Okay: here's some evidence that you're wrong. The best available data shows that over time, humans are getting more intelligent. Hard to know what you mean by crime rates since even with recent upticks we're still at historical lows in the U.S. You're suffering from a simplistic form of observer bias--it's just a lot easier to notice the stupid now than it was in the 1970s. What's probably more relevant isn't average stupidity but rather how long that tail of stupid is. I'd guess that hasn't changed all that much, either.
Keith Tanner said:
The whole "I know something you don't and you'll all figure it out when you're as smart and researched as me someday" tone is not a compelling way to make an argument, although it has become more familiar over recent years. As someone once said, don't just say it or hypothesize it, show actual evidence.

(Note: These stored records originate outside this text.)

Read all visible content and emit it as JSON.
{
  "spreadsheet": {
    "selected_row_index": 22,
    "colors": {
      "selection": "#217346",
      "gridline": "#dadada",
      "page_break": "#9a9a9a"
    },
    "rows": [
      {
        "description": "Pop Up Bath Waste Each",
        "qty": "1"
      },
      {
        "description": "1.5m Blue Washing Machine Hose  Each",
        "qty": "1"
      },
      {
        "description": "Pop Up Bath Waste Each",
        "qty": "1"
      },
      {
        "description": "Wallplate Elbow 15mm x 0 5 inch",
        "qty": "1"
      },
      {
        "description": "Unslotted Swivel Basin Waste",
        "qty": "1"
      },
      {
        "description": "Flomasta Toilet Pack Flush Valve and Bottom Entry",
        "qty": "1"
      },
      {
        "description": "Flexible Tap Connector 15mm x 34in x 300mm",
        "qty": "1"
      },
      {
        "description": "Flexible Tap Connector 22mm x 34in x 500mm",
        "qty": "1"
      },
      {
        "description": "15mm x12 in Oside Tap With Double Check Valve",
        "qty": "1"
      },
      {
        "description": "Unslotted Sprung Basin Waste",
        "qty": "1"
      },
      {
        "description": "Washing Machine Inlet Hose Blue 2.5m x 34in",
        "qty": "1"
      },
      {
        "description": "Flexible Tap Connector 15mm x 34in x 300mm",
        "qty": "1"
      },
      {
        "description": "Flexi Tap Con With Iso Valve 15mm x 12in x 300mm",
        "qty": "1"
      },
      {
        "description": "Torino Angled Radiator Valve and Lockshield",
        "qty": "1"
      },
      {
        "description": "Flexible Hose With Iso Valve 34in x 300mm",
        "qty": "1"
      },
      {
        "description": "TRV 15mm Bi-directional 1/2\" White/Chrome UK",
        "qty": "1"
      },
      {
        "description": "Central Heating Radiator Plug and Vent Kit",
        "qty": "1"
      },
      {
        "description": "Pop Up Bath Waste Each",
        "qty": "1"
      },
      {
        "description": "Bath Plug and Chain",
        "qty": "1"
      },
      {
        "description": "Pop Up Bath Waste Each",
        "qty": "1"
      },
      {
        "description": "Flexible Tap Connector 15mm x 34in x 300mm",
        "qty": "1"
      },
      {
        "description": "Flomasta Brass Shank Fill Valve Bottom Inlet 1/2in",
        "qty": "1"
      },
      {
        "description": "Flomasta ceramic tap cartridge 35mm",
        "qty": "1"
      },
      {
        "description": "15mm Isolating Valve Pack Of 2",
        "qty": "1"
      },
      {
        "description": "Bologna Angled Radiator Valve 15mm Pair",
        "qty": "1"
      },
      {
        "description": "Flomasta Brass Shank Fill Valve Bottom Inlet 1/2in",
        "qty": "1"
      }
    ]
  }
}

This should be a sticky on every forum and social media platform on the internet.
Berck said:
What's probably more relevant isn't average stupidity but rather how long that tail of stupid is. I'd guess that hasn't changed all that much, either.
Makes sense, there are significantly more people in the world so even at a lower percentage of the total population, there are probably more stupid people now than there was in the 70s.
dculberson said:
Maybe just say "this guy's an idiot" and move on rather than using it as an indictment against the entire species.
People sometimes read too much into these things. To paraphrase Freud, "sometimes a cigar is just a cigar."
There used to be idiots, there are idiots now, there will be idiots in the future. Shake your head at this guy and get on with your life.
People (as a whole) enjoy seeing carnage / misfortune happen to people who aren't them. So when people see someone else do dumb things, they want to watch it, and show their friends "look what this idiot did!" and they in turn tell their friends etc. See also motor sports crashes. Same thing happens with car accidents on highways, most people need to slow down to a crawl to see what happened from 3 lanes on the other side.
There is the same number of dumb things happen, just a much much larger audience. I saw this same video re-posted on instagram by 8 different accounts.
That said, seeing the 'aftermath' of the car, it seems to have held up decently enough for a landing that was a heavy nose dive, onto concrete, on a steep downhill slope, at speeds beyond posted limit, and probably not something in the design documents for crash testing.
All I have to say is ignorance will bite you in the ass every time. The driver probably didn't have a clue what he had done until that car left the ground and he probably shat himself before it landed. If nothing else, he will have learned something before this is over.
I'm glad there weren't many video cameras around when I was younger. The only evidence of my shenanigans is in my memory and replacing several sets of ball joints in a 78 Chevy C10. Luckily we played on dirt roads in the middle of nowhere and nobody got injured.